In 14 PD patients, dopaminergic medication improved temporal precision and coordination of muscle synergies during sit-to-stand, producing earlier seat-off, shorter movement duration, and better coupling of propulsive and postural stabilization synergies.

This provides a translational, quantitative readout (muscle-synergy timing) that could serve as an objective biomarker of dopaminergic treatment effects and inform rehabilitation strategies to improve functional transfers in PD.

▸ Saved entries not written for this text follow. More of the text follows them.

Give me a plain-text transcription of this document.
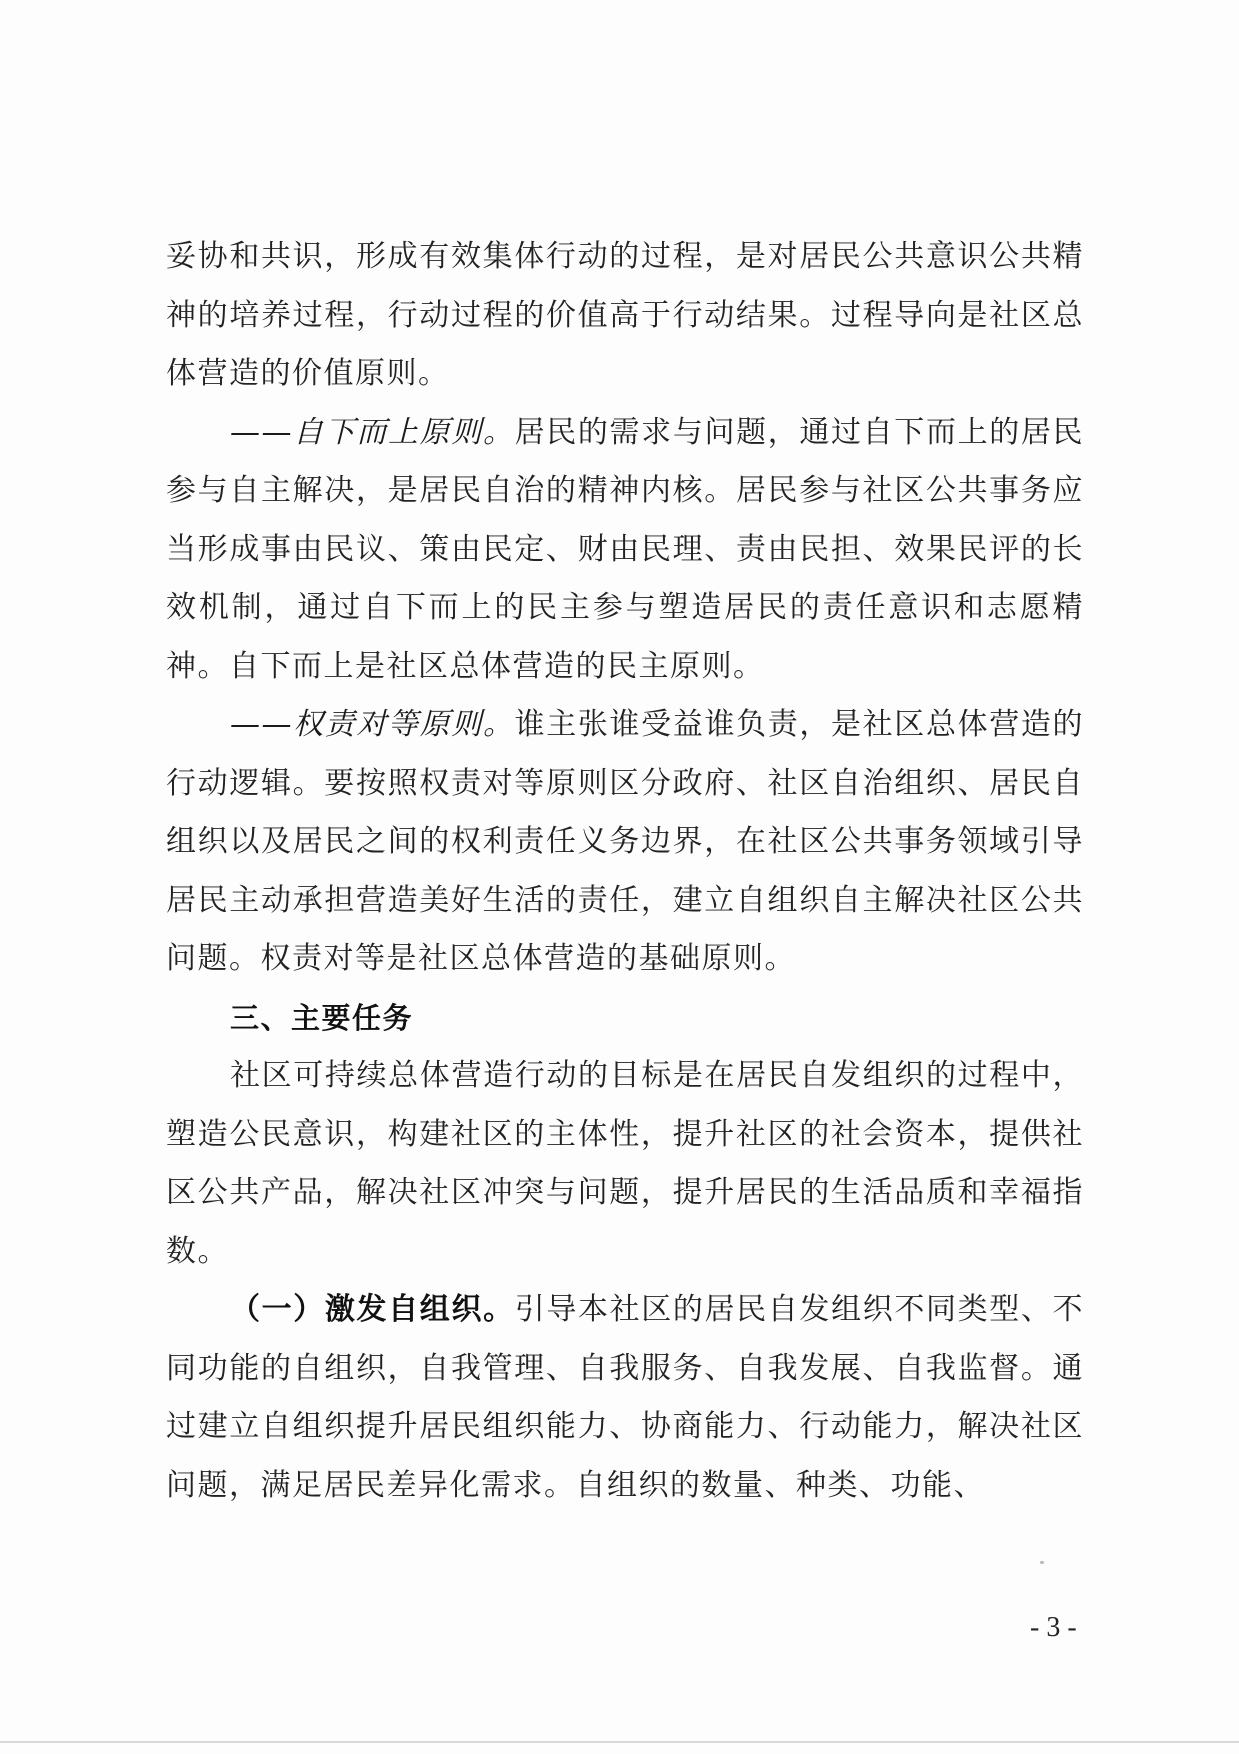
妥协和共识，形成有效集体行动的过程，是对居民公共意识公共精神的培养过程，行动过程的价值高于行动结果。过程导向是社区总体营造的价值原则。

——自下而上原则。居民的需求与问题，通过自下而上的居民参与自主解决，是居民自治的精神内核。居民参与社区公共事务应当形成事由民议、策由民定、财由民理、责由民担、效果民评的长效机制，通过自下而上的民主参与塑造居民的责任意识和志愿精神。自下而上是社区总体营造的民主原则。

——权责对等原则。谁主张谁受益谁负责，是社区总体营造的行动逻辑。要按照权责对等原则区分政府、社区自治组织、居民自组织以及居民之间的权利责任义务边界，在社区公共事务领域引导居民主动承担营造美好生活的责任，建立自组织自主解决社区公共问题。权责对等是社区总体营造的基础原则。

三、主要任务

社区可持续总体营造行动的目标是在居民自发组织的过程中，塑造公民意识，构建社区的主体性，提升社区的社会资本，提供社区公共产品，解决社区冲突与问题，提升居民的生活品质和幸福指数。

（一）激发自组织。引导本社区的居民自发组织不同类型、不同功能的自组织，自我管理、自我服务、自我发展、自我监督。通过建立自组织提升居民组织能力、协商能力、行动能力，解决社区问题，满足居民差异化需求。自组织的数量、种类、功能、

- 3 -
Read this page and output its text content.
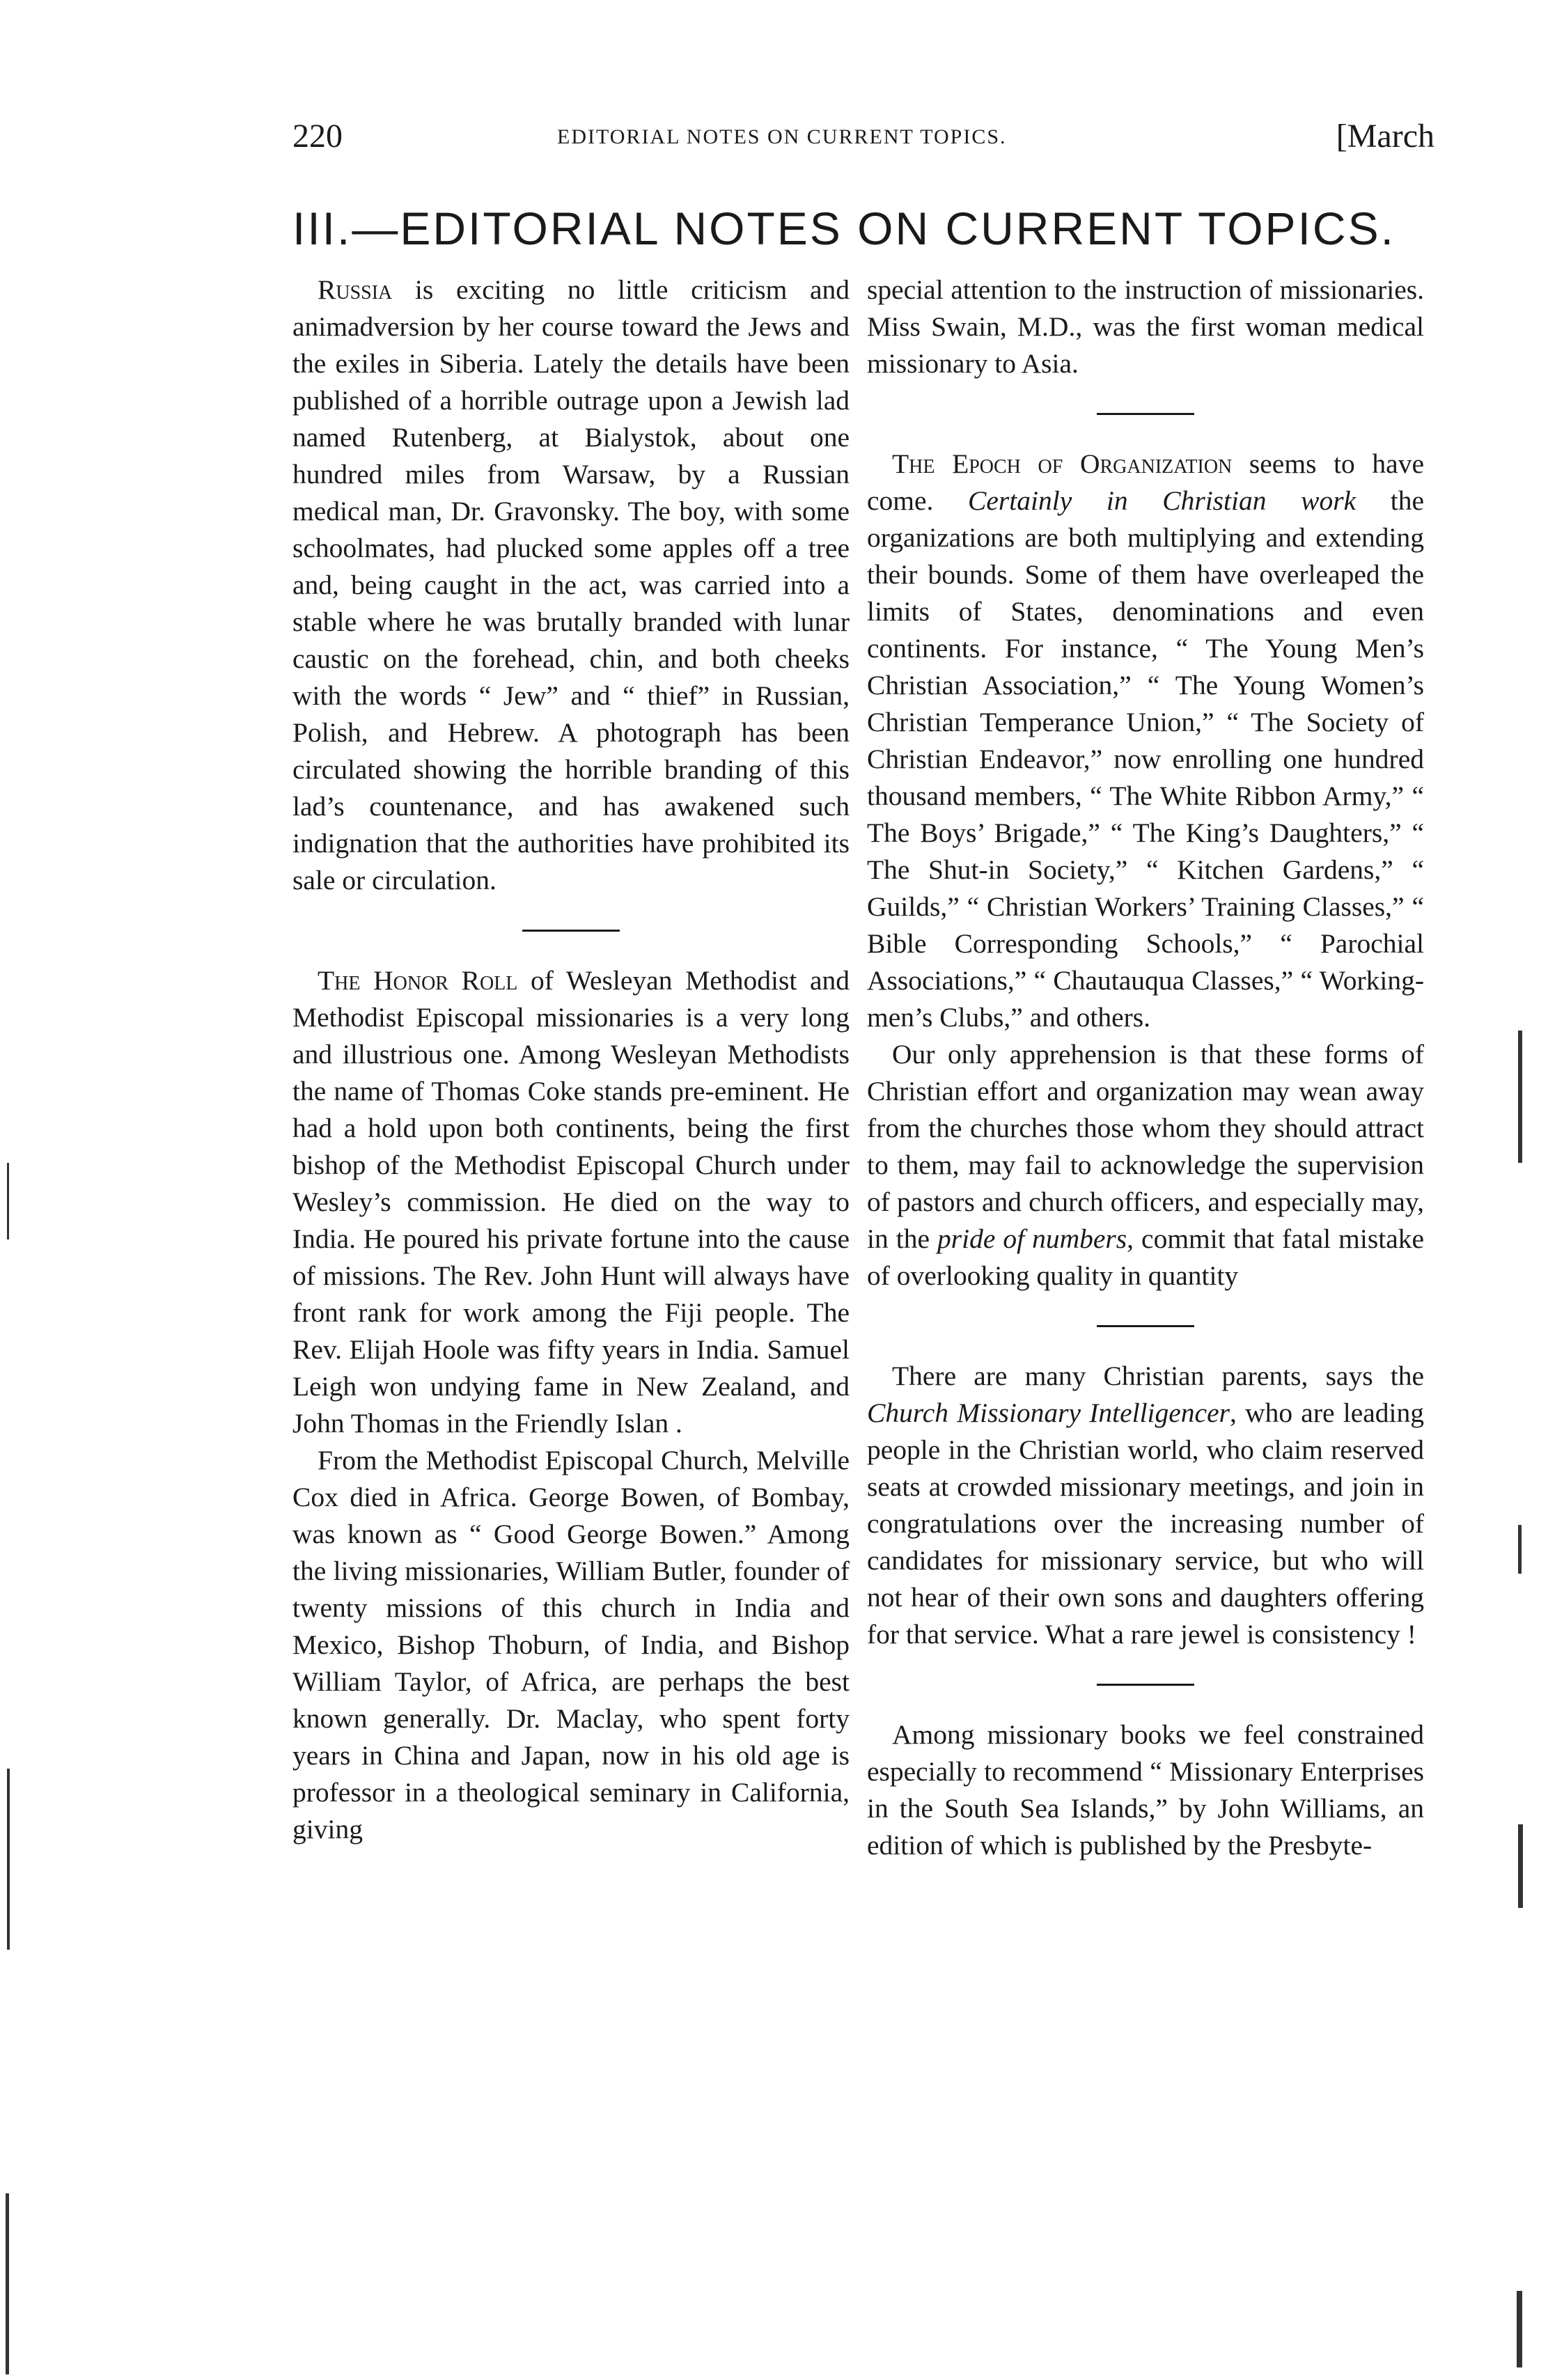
220	EDITORIAL NOTES ON CURRENT TOPICS.	[March
III.—EDITORIAL NOTES ON CURRENT TOPICS.

Russia is exciting no little criticism and animadversion by her course toward the Jews and the exiles in Siberia. Lately the details have been published of a horrible outrage upon a Jewish lad named Rutenberg, at Bialystok, about one hundred miles from Warsaw, by a Russian medical man, Dr. Gravonsky. The boy, with some schoolmates, had plucked some apples off a tree and, being caught in the act, was carried into a stable where he was brutally branded with lunar caustic on the forehead, chin, and both cheeks with the words “ Jew” and “ thief” in Russian, Polish, and Hebrew. A photograph has been circulated showing the horrible branding of this lad’s countenance, and has awakened such indignation that the authorities have prohibited its sale or circulation.

The Honor Roll of Wesleyan Methodist and Methodist Episcopal missionaries is a very long and illustrious one. Among Wesleyan Methodists the name of Thomas Coke stands pre-eminent. He had a hold upon both continents, being the first bishop of the Methodist Episcopal Church under Wesley’s commission. He died on the way to India. He poured his private fortune into the cause of missions. The Rev. John Hunt will always have front rank for work among the Fiji people. The Rev. Elijah Hoole was fifty years in India. Samuel Leigh won undying fame in New Zealand, and John Thomas in the Friendly Islan .

From the Methodist Episcopal Church, Melville Cox died in Africa. George Bowen, of Bombay, was known as “ Good George Bowen.” Among the living missionaries, William Butler, founder of twenty missions of this church in India and Mexico, Bishop Thoburn, of India, and Bishop William Taylor, of Africa, are perhaps the best known generally. Dr. Maclay, who spent forty years in China and Japan, now in his old age is professor in a theological seminary in California, giving

special attention to the instruction of missionaries. Miss Swain, M.D., was the first woman medical missionary to Asia.

The Epoch of Organization seems to have come. Certainly in Christian work the organizations are both multiplying and extending their bounds. Some of them have overleaped the limits of States, denominations and even continents. For instance, “ The Young Men’s Christian Association,” “ The Young Women’s Christian Temperance Union,” “ The Society of Christian Endeavor,” now enrolling one hundred thousand members, “ The White Ribbon Army,” “ The Boys’ Brigade,” “ The King’s Daughters,” “ The Shut-in Society,” “ Kitchen Gardens,” “ Guilds,” “ Christian Workers’ Training Classes,” “ Bible Corresponding Schools,” “ Parochial Associations,” “ Chautauqua Classes,” “ Working-men’s Clubs,” and others.

Our only apprehension is that these forms of Christian effort and organization may wean away from the churches those whom they should attract to them, may fail to acknowledge the supervision of pastors and church officers, and especially may, in the pride of numbers, commit that fatal mistake of overlooking quality in quantity

There are many Christian parents, says the Church Missionary Intelligencer, who are leading people in the Christian world, who claim reserved seats at crowded missionary meetings, and join in congratulations over the increasing number of candidates for missionary service, but who will not hear of their own sons and daughters offering for that service. What a rare jewel is consistency !

Among missionary books we feel constrained especially to recommend “ Missionary Enterprises in the South Sea Islands,” by John Williams, an edition of which is published by the Presbyte-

BACKGROUND: Parkinson's disease (PD) is a progressive neurodegenerative disorder that impairs motor function, thereby influencing daily activities, including sit-to-stand (STS) motion. Dopaminergic medication improves motor symptoms; however, its effects on neuromuscular control during STS motion remain unclear. This study investigated the effects of dopaminergic medication on muscle synergy and kinematic performance during STS motion in patients with PD. METHODS: Fourteen patients with PD performed STS motion in the OFF and ON medication states. Surface EMG data from eight trunk and lower limb muscles and kinematic data of the center of mass (COM) trajectory were recorded. Muscle synergies were extracted using non-negative matrix factorization to assess temporal features and activation patterns. Kinematic features, including STS duration, time to seat-off, and COM displacement angle (initial to seat-off), were analyzed. RESULTS: Dopaminergic medication significantly improved muscle synergy, achieving earlier initiation of the seat-off synergy and improved coordination between the propulsive and postural stabilization synergies. Neuromuscular improvement showed associations with changes in functional performance. Kinematic analysis revealed that the ON state was marked by shorter movement duration, reduced seat-off time, and a downward COM trajectory. These findings indicated that dopaminergic medication improves muscle synergy activation timing to enhance movement efficiency. CONCLUSION: These findings suggest that dopaminergic medication enhances the temporal precision of neuromuscular coordination and resolves the dysfunctional compensatory strategies during STS motion. These results provide novel insights into how dopamine modulates motor control in PD, with implications for clinical assessment and rehabilitation.